Fifty years of teaching and learning

11 March 1961 - The official opening ceremony. Image courtesy of Monash University Archives. Photographer: Jack Lawrence.
Monash was officially opened on Saturday 11 March, 1961 by the Premier, Henry Bolte.
Monash had been called the ‘university in a hurry’.
Originally planned to open in 1964, it opened its doors in 1961 with five faculties - science, engineering, medicine, arts, and economics and politics. The campus was still under construction.
The University's Foundation Vice-Chancellor Louis Matheson recalled that the paving of the science courtyard – where the ceremony was to be held – had only been completed the night before. He and his wife Audrey completed the sweeping that morning, the cleaners having abandoned the task at 2am.
Despite the rustic conditions and the weather, which was uncomfortably warm and windy, the proceedings began with the pomp and ceremony of an academic procession, followed by formal speeches from a number of dignitaries.
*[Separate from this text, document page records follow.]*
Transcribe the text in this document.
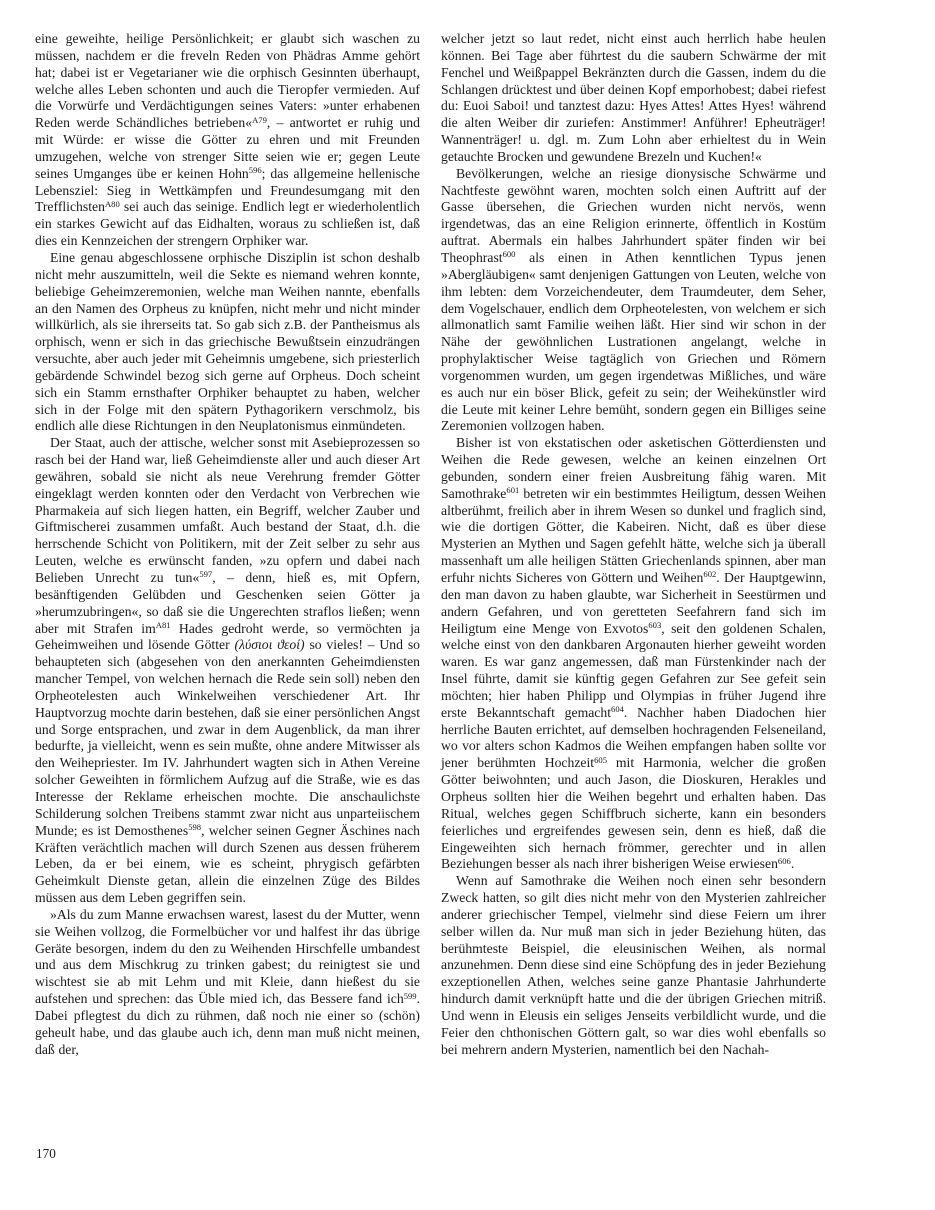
eine geweihte, heilige Persönlichkeit; er glaubt sich waschen zu müssen, nachdem er die freveln Reden von Phädras Amme gehört hat; dabei ist er Vegetarianer wie die orphisch Gesinnten überhaupt, welche alles Leben schonten und auch die Tieropfer vermieden. Auf die Vorwürfe und Verdächtigungen seines Vaters: »unter erhabenen Reden werde Schändliches betrieben«$^{A79}$, – antwortet er ruhig und mit Würde: er wisse die Götter zu ehren und mit Freunden umzugehen, welche von strenger Sitte seien wie er; gegen Leute seines Umganges übe er keinen Hohn$^{596}$; das allgemeine hellenische Lebensziel: Sieg in Wettkämpfen und Freundesumgang mit den Trefflichsten$^{A80}$ sei auch das seinige. Endlich legt er wiederholentlich ein starkes Gewicht auf das Eidhalten, woraus zu schließen ist, daß dies ein Kennzeichen der strengern Orphiker war.

Eine genau abgeschlossene orphische Disziplin ist schon deshalb nicht mehr auszumitteln, weil die Sekte es niemand wehren konnte, beliebige Geheimzeremonien, welche man Weihen nannte, ebenfalls an den Namen des Orpheus zu knüpfen, nicht mehr und nicht minder willkürlich, als sie ihrerseits tat. So gab sich z.B. der Pantheismus als orphisch, wenn er sich in das griechische Bewußtsein einzudrängen versuchte, aber auch jeder mit Geheimnis umgebene, sich priesterlich gebärdende Schwindel bezog sich gerne auf Orpheus. Doch scheint sich ein Stamm ernsthafter Orphiker behauptet zu haben, welcher sich in der Folge mit den spätern Pythagorikern verschmolz, bis endlich alle diese Richtungen in den Neuplatonismus einmündeten.

Der Staat, auch der attische, welcher sonst mit Asebieprozessen so rasch bei der Hand war, ließ Geheimdienste aller und auch dieser Art gewähren, sobald sie nicht als neue Verehrung fremder Götter eingeklagt werden konnten oder den Verdacht von Verbrechen wie Pharmakeia auf sich liegen hatten, ein Begriff, welcher Zauber und Giftmischerei zusammen umfaßt. Auch bestand der Staat, d.h. die herrschende Schicht von Politikern, mit der Zeit selber zu sehr aus Leuten, welche es erwünscht fanden, »zu opfern und dabei nach Belieben Unrecht zu tun«$^{597}$, – denn, hieß es, mit Opfern, besänftigenden Gelübden und Geschenken seien Götter ja »herumzubringen«, so daß sie die Ungerechten straflos ließen; wenn aber mit Strafen im$^{A81}$ Hades gedroht werde, so vermöchten ja Geheimweihen und lösende Götter (λύσιοι ϑεοί) so vieles! – Und so behaupteten sich (abgesehen von den anerkannten Geheimdiensten mancher Tempel, von welchen hernach die Rede sein soll) neben den Orpheotelesten auch Winkelweihen verschiedener Art. Ihr Hauptvorzug mochte darin bestehen, daß sie einer persönlichen Angst und Sorge entsprachen, und zwar in dem Augenblick, da man ihrer bedurfte, ja vielleicht, wenn es sein mußte, ohne andere Mitwisser als den Weihepriester. Im IV. Jahrhundert wagten sich in Athen Vereine solcher Geweihten in förmlichem Aufzug auf die Straße, wie es das Interesse der Reklame erheischen mochte. Die anschaulichste Schilderung solchen Treibens stammt zwar nicht aus unparteiischem Munde; es ist Demosthenes$^{598}$, welcher seinen Gegner Äschines nach Kräften verächtlich machen will durch Szenen aus dessen früherem Leben, da er bei einem, wie es scheint, phrygisch gefärbten Geheimkult Dienste getan, allein die einzelnen Züge des Bildes müssen aus dem Leben gegriffen sein.

»Als du zum Manne erwachsen warest, lasest du der Mutter, wenn sie Weihen vollzog, die Formelbücher vor und halfest ihr das übrige Geräte besorgen, indem du den zu Weihenden Hirschfelle umbandest und aus dem Mischkrug zu trinken gabest; du reinigtest sie und wischtest sie ab mit Lehm und mit Kleie, dann hießest du sie aufstehen und sprechen: das Üble mied ich, das Bessere fand ich$^{599}$. Dabei pflegtest du dich zu rühmen, daß noch nie einer so (schön) geheult habe, und das glaube auch ich, denn man muß nicht meinen, daß der,

welcher jetzt so laut redet, nicht einst auch herrlich habe heulen können. Bei Tage aber führtest du die saubern Schwärme der mit Fenchel und Weißpappel Bekränzten durch die Gassen, indem du die Schlangen drücktest und über deinen Kopf emporhobest; dabei riefest du: Euoi Saboi! und tanztest dazu: Hyes Attes! Attes Hyes! während die alten Weiber dir zuriefen: Anstimmer! Anführer! Epheuträger! Wannenträger! u. dgl. m. Zum Lohn aber erhieltest du in Wein getauchte Brocken und gewundene Brezeln und Kuchen!«

Bevölkerungen, welche an riesige dionysische Schwärme und Nachtfeste gewöhnt waren, mochten solch einen Auftritt auf der Gasse übersehen, die Griechen wurden nicht nervös, wenn irgendetwas, das an eine Religion erinnerte, öffentlich in Kostüm auftrat. Abermals ein halbes Jahrhundert später finden wir bei Theophrast$^{600}$ als einen in Athen kenntlichen Typus jenen »Abergläubigen« samt denjenigen Gattungen von Leuten, welche von ihm lebten: dem Vorzeichendeuter, dem Traumdeuter, dem Seher, dem Vogelschauer, endlich dem Orpheotelesten, von welchem er sich allmonatlich samt Familie weihen läßt. Hier sind wir schon in der Nähe der gewöhnlichen Lustrationen angelangt, welche in prophylaktischer Weise tagtäglich von Griechen und Römern vorgenommen wurden, um gegen irgendetwas Mißliches, und wäre es auch nur ein böser Blick, gefeit zu sein; der Weihekünstler wird die Leute mit keiner Lehre bemüht, sondern gegen ein Billiges seine Zeremonien vollzogen haben.

Bisher ist von ekstatischen oder asketischen Götterdiensten und Weihen die Rede gewesen, welche an keinen einzelnen Ort gebunden, sondern einer freien Ausbreitung fähig waren. Mit Samothrake$^{601}$ betreten wir ein bestimmtes Heiligtum, dessen Weihen altberühmt, freilich aber in ihrem Wesen so dunkel und fraglich sind, wie die dortigen Götter, die Kabeiren. Nicht, daß es über diese Mysterien an Mythen und Sagen gefehlt hätte, welche sich ja überall massenhaft um alle heiligen Stätten Griechenlands spinnen, aber man erfuhr nichts Sicheres von Göttern und Weihen$^{602}$. Der Hauptgewinn, den man davon zu haben glaubte, war Sicherheit in Seestürmen und andern Gefahren, und von geretteten Seefahrern fand sich im Heiligtum eine Menge von Exvotos$^{603}$, seit den goldenen Schalen, welche einst von den dankbaren Argonauten hierher geweiht worden waren. Es war ganz angemessen, daß man Fürstenkinder nach der Insel führte, damit sie künftig gegen Gefahren zur See gefeit sein möchten; hier haben Philipp und Olympias in früher Jugend ihre erste Bekanntschaft gemacht$^{604}$. Nachher haben Diadochen hier herrliche Bauten errichtet, auf demselben hochragenden Felseneiland, wo vor alters schon Kadmos die Weihen empfangen haben sollte vor jener berühmten Hochzeit$^{605}$ mit Harmonia, welcher die großen Götter beiwohnten; und auch Jason, die Dioskuren, Herakles und Orpheus sollten hier die Weihen begehrt und erhalten haben. Das Ritual, welches gegen Schiffbruch sicherte, kann ein besonders feierliches und ergreifendes gewesen sein, denn es hieß, daß die Eingeweihten sich hernach frömmer, gerechter und in allen Beziehungen besser als nach ihrer bisherigen Weise erwiesen$^{606}$.

Wenn auf Samothrake die Weihen noch einen sehr besondern Zweck hatten, so gilt dies nicht mehr von den Mysterien zahlreicher anderer griechischer Tempel, vielmehr sind diese Feiern um ihrer selber willen da. Nur muß man sich in jeder Beziehung hüten, das berühmteste Beispiel, die eleusinischen Weihen, als normal anzunehmen. Denn diese sind eine Schöpfung des in jeder Beziehung exzeptionellen Athen, welches seine ganze Phantasie Jahrhunderte hindurch damit verknüpft hatte und die der übrigen Griechen mitriß. Und wenn in Eleusis ein seliges Jenseits verbildlicht wurde, und die Feier den chthonischen Göttern galt, so war dies wohl ebenfalls so bei mehrern andern Mysterien, namentlich bei den Nachah-

170
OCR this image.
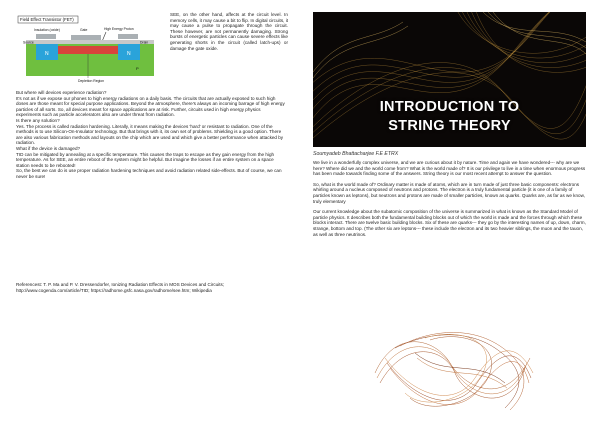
Field Effect Transistor (FET)
Insulation (oxide)	Gate	High Energy Proton
Source	Drain
N	N
P
Depletion Region
SEE, on the other hand, affects at the circuit level. In memory cells, it may cause a bit to flip. In digital circuits, it may cause a pulse to propagate through the circuit. These however, are not permanently damaging. Strong bursts of energetic particles can cause severe effects like generating shorts in the circuit (called latch-ups) or damage the gate oxide.

But where will devices experience radiation?

It's not as if we expose our phones to high energy radiations on a daily basis. The circuits that are actually exposed to such high doses are those meant for special purpose applications. Beyond the atmosphere, there's always an incoming barrage of high energy particles of all sorts. So, all devices meant for space applications are at risk. Further, circuits used in high energy physics experiments such as particle accelerators also are under threat from radiation.

Is there any solution?

Yes. The process is called radiation hardening. Literally, it means making the devices 'hard' or resistant to radiation. One of the methods is to use Silicon-On-Insulator technology. But that brings with it, its own set of problems. Shielding is a good option. There are also various fabrication methods and layouts on the chip which are used and which give a better performance when attacked by radiation.

What if the device is damaged?

TID can be mitigated by annealing at a specific temperature. This causes the traps to escape as they gain energy from the high temperature. As for SEE, an entire reboot of the system might be helpful. But imagine the losses if an entire system on a space station needs to be rebooted!

So, the best we can do is use proper radiation hardening techniques and avoid radiation related side-effects. But of course, we can never be sure!

Referencest: T. P. Ma and P. V. Dressendorfer, Ionizing Radiation Effects in MOS Devices and Circuits; http://www.cogenda.com/article/TID; https://radhome.gsfc.nasa.gov/radhome/see.htm; Wikipedia
INTRODUCTION TO
STRING THEORY
Soumyadeb Bhattacharjee F.E ETRX

We live in a wonderfully complex universe, and we are curious about it by nature. Time and again we have wondered--- why are we here? Where did we and the world come from? What is the world made of? It is our privilege to live in a time when enormous progress has been made towards finding some of the answers. String theory is our most recent attempt to answer the question.

So, what is the world made of? Ordinary matter is made of atoms, which are in turn made of just three basic components: electrons whirling around a nucleus composed of neutrons and protons. The electron is a truly fundamental particle (it is one of a family of particles known as leptons), but neutrons and protons are made of smaller particles, known as quarks. Quarks are, as far as we know, truly elementary

Our current knowledge about the subatomic composition of the universe is summarized in what is known as the Standard Model of particle physics. It describes both the fundamental building blocks out of which the world is made and the forces through which these blocks interact. There are twelve basic building blocks. Six of these are quarks--- they go by the interesting names of up, down, charm, strange, bottom and top. (The other six are leptons--- these include the electron and its two heavier siblings, the muon and the tauon, as well as three neutrinos.
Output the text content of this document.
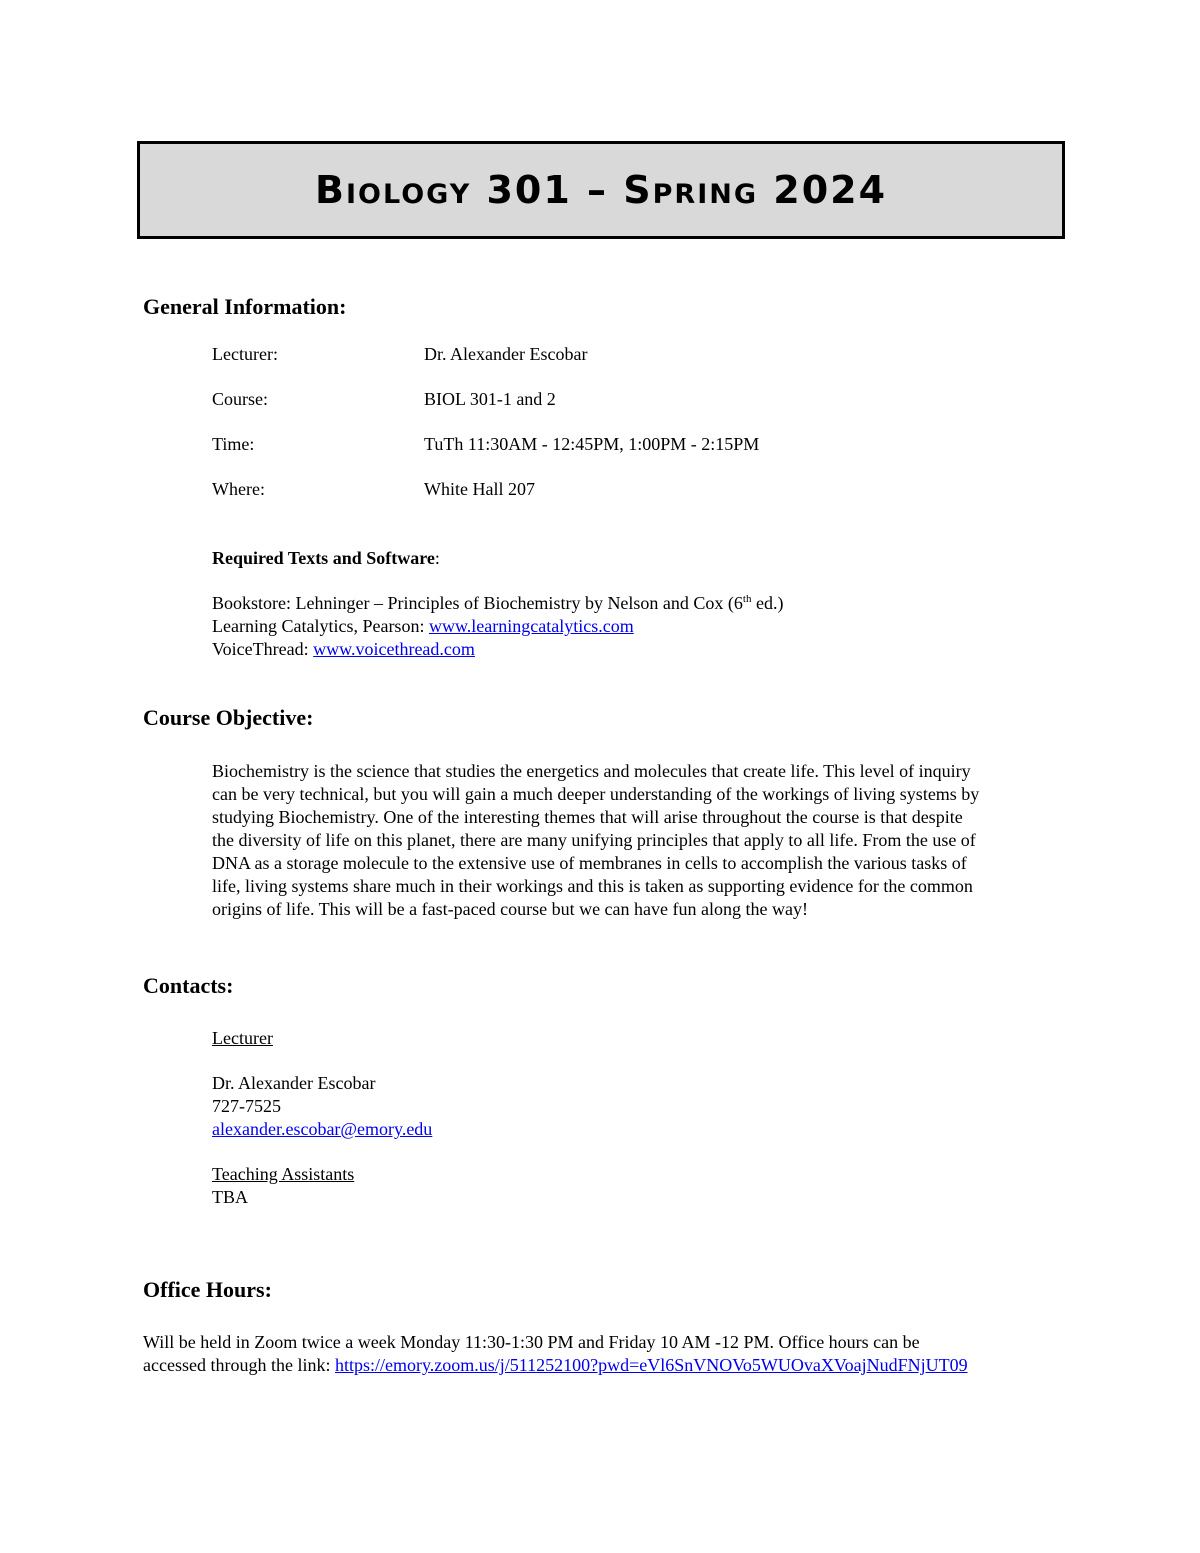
Biology 301 – Spring 2024
General Information:
Lecturer:	Dr. Alexander Escobar
Course:	BIOL 301-1 and 2
Time:	TuTh 11:30AM - 12:45PM, 1:00PM - 2:15PM
Where:	White Hall 207
Required Texts and Software:
Bookstore: Lehninger – Principles of Biochemistry by Nelson and Cox (6th ed.)
Learning Catalytics, Pearson: www.learningcatalytics.com
VoiceThread: www.voicethread.com
Course Objective:
Biochemistry is the science that studies the energetics and molecules that create life. This level of inquiry
can be very technical, but you will gain a much deeper understanding of the workings of living systems by
studying Biochemistry. One of the interesting themes that will arise throughout the course is that despite
the diversity of life on this planet, there are many unifying principles that apply to all life. From the use of
DNA as a storage molecule to the extensive use of membranes in cells to accomplish the various tasks of
life, living systems share much in their workings and this is taken as supporting evidence for the common
origins of life. This will be a fast-paced course but we can have fun along the way!
Contacts:
Lecturer
Dr. Alexander Escobar
727-7525
alexander.escobar@emory.edu
Teaching Assistants
TBA
Office Hours:
Will be held in Zoom twice a week Monday 11:30-1:30 PM and Friday 10 AM -12 PM. Office hours can be
accessed through the link: https://emory.zoom.us/j/511252100?pwd=eVl6SnVNOVo5WUOvaXVoajNudFNjUT09
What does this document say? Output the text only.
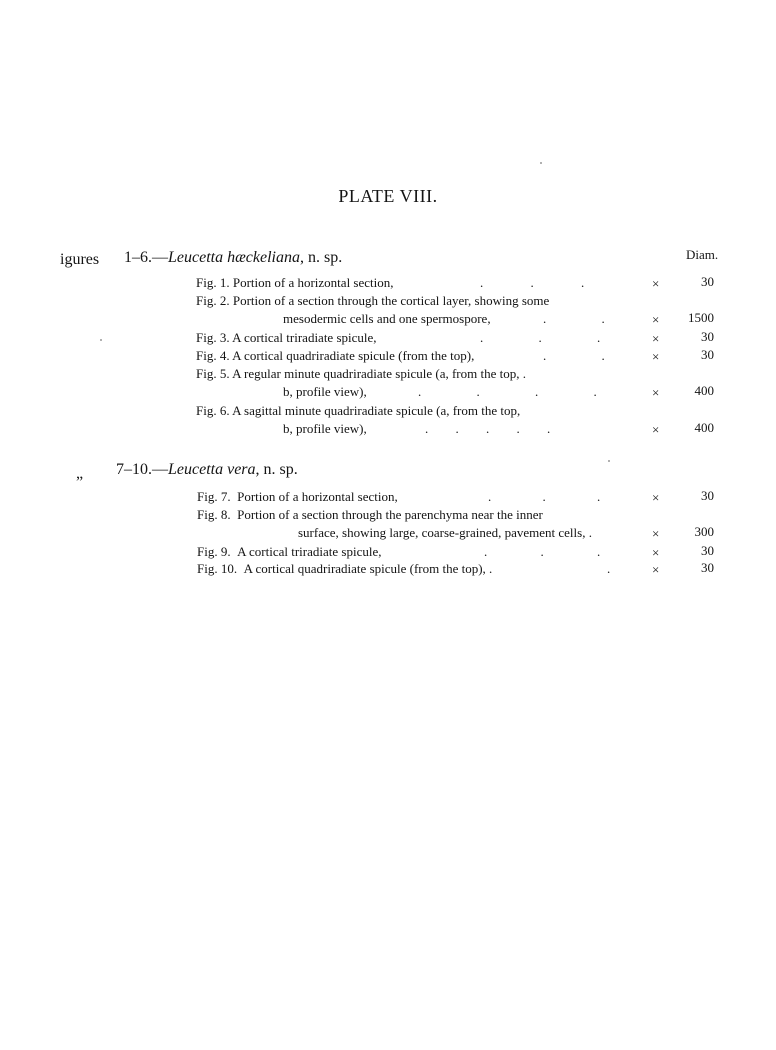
PLATE VIII.
Diam.
igures 1–6.—Leucetta hæckeliana, n. sp.
Fig. 1. Portion of a horizontal section,	. . .	×	30
Fig. 2. Portion of a section through the cortical layer, showing some
mesodermic cells and one spermospore,	. .	×	1500
Fig. 3. A cortical triradiate spicule,	. . .	×	30
Fig. 4. A cortical quadriradiate spicule (from the top),	. .	×	30
Fig. 5. A regular minute quadriradiate spicule (a, from the top, .
b, profile view),	. . . .	×	400
Fig. 6. A sagittal minute quadriradiate spicule (a, from the top,
b, profile view),	. . . . .	×	400
„ 7–10.—Leucetta vera, n. sp.
Fig. 7. Portion of a horizontal section,	. . .	×	30
Fig. 8. Portion of a section through the parenchyma near the inner
surface, showing large, coarse-grained, pavement cells, .	×	300
Fig. 9. A cortical triradiate spicule,	. . .	×	30
Fig. 10. A cortical quadriradiate spicule (from the top), .	.	×	30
A bronze bust of Sir John Monash was also created for the event, which was attended by 2000 guests including enrolled students and their families.
At the critical moment, when Bolte rose to declare the University open, the crowd was distracted by a figure on the rooftop overlooking the proceedings. It was a life-sized model skeleton, dressed in academic gown and mortarboard and waving like the Queen. Out of sight, an unknown person manipulated the skeleton on its wheeled stand, making it dance. The crowd was then treated to the spectacle of watching security staff trying (unsuccessfully) to catch the skeleton, which disappeared with a final wave and bow.
It was later revealed that the prank had been engineered by Foundation Professor of Biology Jock Marshall (the same man responsible for dubbing the Notting Hill Hotel ‘the Vicarage’).
Monash’s first students – 363 of them – began classes on the following Monday, 13 March, picking their way past bulldozers and shouting to be heard above the noise of the building works.
The crude conditions of the Monash site lent additional meaning to the label ‘pioneers’ coined by the local media to refer to these intrepid students. The students called Monash ‘The Farm’, because of its isolated location and the fact that cows still grazed on campus. As winter set in, the site turned to mud.
A letter to the first student newspaper, Chaos, said that ‘The thick oozing mud, often many inches deep, has ruined students footwear, trousers, stockings and hopelessly bogged cars.’ Female students complained that it was useless to wear high-heeled shoes. But pioneering had its benefits. The small size of the community meant that students from different faculties all got to know each other. Many of the first students share a lasting bond based in their experience at Monash.
These are just some of the memories captured in a book to commemorate the opening of Monash. The book will be published early next year by historians Professor Graeme Davison and Dr Kate Murphy of the School of Philosophical, Historical and International Studies in the Faculty of Arts.